July 27, 2005

Political Man Weighs In On, Well, Politics

Well, July has reached an end, and what a month it was! Politically-speaking, July 2005 will no doubt go down in history as that one month during that one year when a lot of political stuff happened. Yes sir, as politics goes, July was just as important as November of 2004, when an election happened, or something.

What's my point? Well, I don't have one! No, wait, I do. My point is that, in these charged political times, EVERYONE has a political opinion. You can't swing a dead cat without hitting someone with a political opinion. Believe me, I know, because I was outside the other day, swinging a dead cat, when I accidently hit some guy outside of the government center who was lobbying for a ban on dead cat swinging. What are the odds?!

For those of you without a political opinion (all two of you), it can be a challenge trying to understand the political issues and news of the day, particularly the issues and news that bombarded us during the month of July.

Thankfully, in addition to being a marginally humorous blogger, I'm also an adept political analyst, by which I mean I look at headlines once in awhile. Nevertheless, I feel fully qualified to inform you, my valued readers, about some of the most important political issues that boiled forth during the last month.

We begin with the political intrigue that is the Karl Rove/Valerie Plame story, a story so twisted and confusing, you need a Mensa degree to understand it. Unfortunately, I only have a Winona State University degree, but I'll still take a crack at it.

Karl Rove is, depending on who you ask, a political sorcerer who can bend the will of man and creature alike to do his bidding and, should the need arise, he can summon a genie twice a day; others maintain he's a sleazy, mud-slinging political spin master who is so dirty, pigs and even Michael Jackson avoid him. What is for certain is that he's the deputy chief of staff to the Bush White House.

Valerie Plame worked as a United States CIA officer and was identified as a CIA operative in a 2003 newspaper column. Recent evidence has come to light indicating that Rove was the source who leaked Plame's CIA operative status to the author of the 2003 column, which would apparently be in violation of the Intelligence Identities Protection Act of 1982, even though many maintain that Plame's CIA status was common knowledge within the Washington D.C. beltway, so much so that beggars often implored of her, "Spare change, Secret Agent Plame?" Plame also had even reportedly trained her dog to say "I love you, CIA officer."

So, why is this story so important? Because, EVERYONE has a political opinion, that's why! To hear some tell it, if Rove isn't flattened by a streamroller tomorrow, justice will not be served, while others steadfastly maintain that Rove did nothing wrong and should be given a Congressional medal of some sort, and maybe a box full of puppies.

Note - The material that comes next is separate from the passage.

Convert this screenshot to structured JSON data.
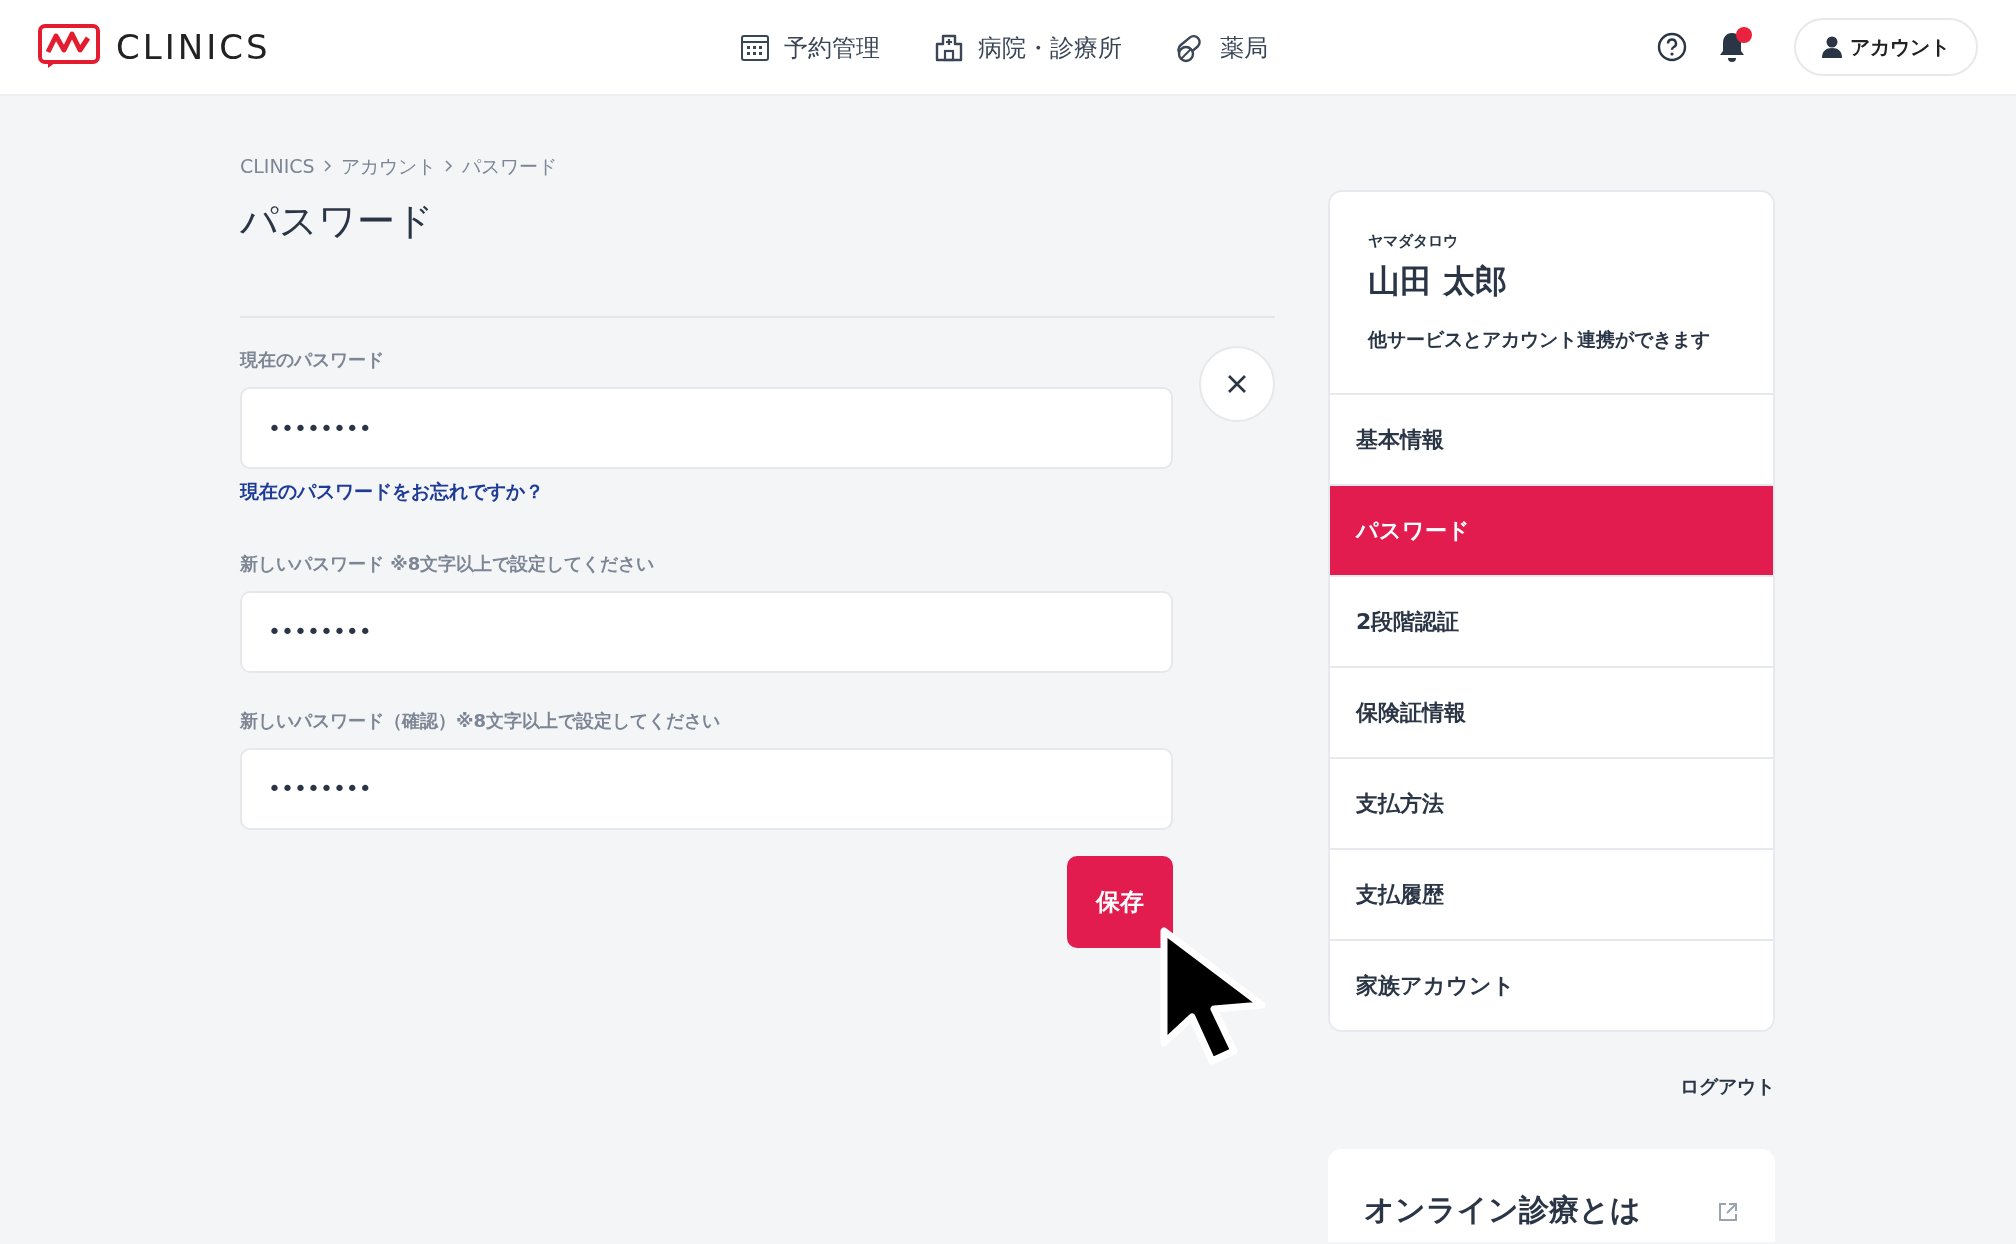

The mad cloak and dagger intrigue (also known as RAMPANT BOREDOM) of the Rove/Plame issue, however, was surpassed in political importance later in the month when President Bush made his selection for the Supreme Court replacement of Justice Sandra Day O'Conner, who stepped down recently because, according to sources, "her feet hurt."

President Bush's selection for the vacant post was 50-year-old John Roberts, who had previously served on the U.S. Court of Appeals for the District of Columbia. Upon first review of Roberts, the national media concurred that he was, and I quote, "the most super-awesome Supreme Court nominee ever in mankind's recorded history."

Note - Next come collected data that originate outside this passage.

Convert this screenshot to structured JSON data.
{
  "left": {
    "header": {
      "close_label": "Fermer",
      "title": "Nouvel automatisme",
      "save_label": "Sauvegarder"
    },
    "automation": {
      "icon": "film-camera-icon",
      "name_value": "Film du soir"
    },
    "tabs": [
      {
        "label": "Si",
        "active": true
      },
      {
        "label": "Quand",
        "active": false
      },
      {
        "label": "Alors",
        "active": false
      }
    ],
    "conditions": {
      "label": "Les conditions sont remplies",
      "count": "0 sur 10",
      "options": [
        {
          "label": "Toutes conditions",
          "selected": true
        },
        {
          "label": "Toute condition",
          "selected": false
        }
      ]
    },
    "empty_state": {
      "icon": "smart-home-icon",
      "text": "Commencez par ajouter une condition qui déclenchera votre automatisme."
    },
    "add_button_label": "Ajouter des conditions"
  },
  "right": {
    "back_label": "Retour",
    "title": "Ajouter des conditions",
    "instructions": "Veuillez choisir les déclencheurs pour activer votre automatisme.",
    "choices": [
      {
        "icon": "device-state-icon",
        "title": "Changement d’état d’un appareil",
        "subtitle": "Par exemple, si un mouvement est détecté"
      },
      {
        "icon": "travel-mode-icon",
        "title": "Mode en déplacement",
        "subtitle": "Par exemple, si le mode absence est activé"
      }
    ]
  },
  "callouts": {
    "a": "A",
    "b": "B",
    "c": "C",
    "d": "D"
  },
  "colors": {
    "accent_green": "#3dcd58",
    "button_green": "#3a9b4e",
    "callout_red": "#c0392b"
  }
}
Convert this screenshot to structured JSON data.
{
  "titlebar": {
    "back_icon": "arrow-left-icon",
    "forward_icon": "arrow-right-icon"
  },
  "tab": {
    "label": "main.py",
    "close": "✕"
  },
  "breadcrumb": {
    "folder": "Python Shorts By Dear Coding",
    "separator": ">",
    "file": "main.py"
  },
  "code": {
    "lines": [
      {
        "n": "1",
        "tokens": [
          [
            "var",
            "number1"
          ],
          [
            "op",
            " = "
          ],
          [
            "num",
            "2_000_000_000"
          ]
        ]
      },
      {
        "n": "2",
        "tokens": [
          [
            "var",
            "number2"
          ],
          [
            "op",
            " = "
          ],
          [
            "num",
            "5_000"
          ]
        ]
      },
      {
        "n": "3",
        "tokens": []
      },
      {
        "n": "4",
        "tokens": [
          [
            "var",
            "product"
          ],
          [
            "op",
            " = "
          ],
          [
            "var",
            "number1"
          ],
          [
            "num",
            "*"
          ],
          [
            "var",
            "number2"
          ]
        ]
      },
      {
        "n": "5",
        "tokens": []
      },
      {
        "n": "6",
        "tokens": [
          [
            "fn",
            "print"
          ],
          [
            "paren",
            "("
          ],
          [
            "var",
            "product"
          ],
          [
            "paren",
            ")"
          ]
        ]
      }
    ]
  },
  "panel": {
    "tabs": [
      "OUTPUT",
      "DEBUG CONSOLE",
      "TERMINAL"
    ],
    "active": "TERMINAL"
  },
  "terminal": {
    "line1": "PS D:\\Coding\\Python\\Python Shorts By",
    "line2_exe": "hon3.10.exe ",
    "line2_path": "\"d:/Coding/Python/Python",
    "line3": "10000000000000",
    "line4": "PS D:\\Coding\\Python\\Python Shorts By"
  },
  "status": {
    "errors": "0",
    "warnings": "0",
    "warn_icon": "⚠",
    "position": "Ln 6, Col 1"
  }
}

Naturally, with Roberts initially appearing bulletproof, the media instead focused its incredulous eyes on Roberts' four-year-old son, Jack, who seized the moment of his father's nomination to break into a spontaneous dance that resembled a cross between "The Robot" and "The Decapitated Chicken."


Shortly following the show of playful exuberance, Jack, his sister and mother were all whisked offstage by CIA agents, presumably to debrief them on their knowledge of Valerie Plame's secret identity.

Posted by Ryan at July 27, 2005 11:18 AM | TrackBack

I don't have a political opinion. You see, if my points are mere opinions that indicates that there are valid and defensible counterpoints. As I am 100% correct we cannot classify them as opinions.

We'll need a new phrase here...I've got it! I do not have "political opinions", I hold "political certainties".

Yeah, that works.

Posted by: Jim at July 27, 2005 02:36 PM

I'm sorry, but I fail to see what this post has to do with naked ass.

Posted by: Dave in Pgh. at July 28, 2005 07:32 AM

Thanks for clearing all that up for me. And yes, I have political opinions. But they all seem centered around Spiro Agnew.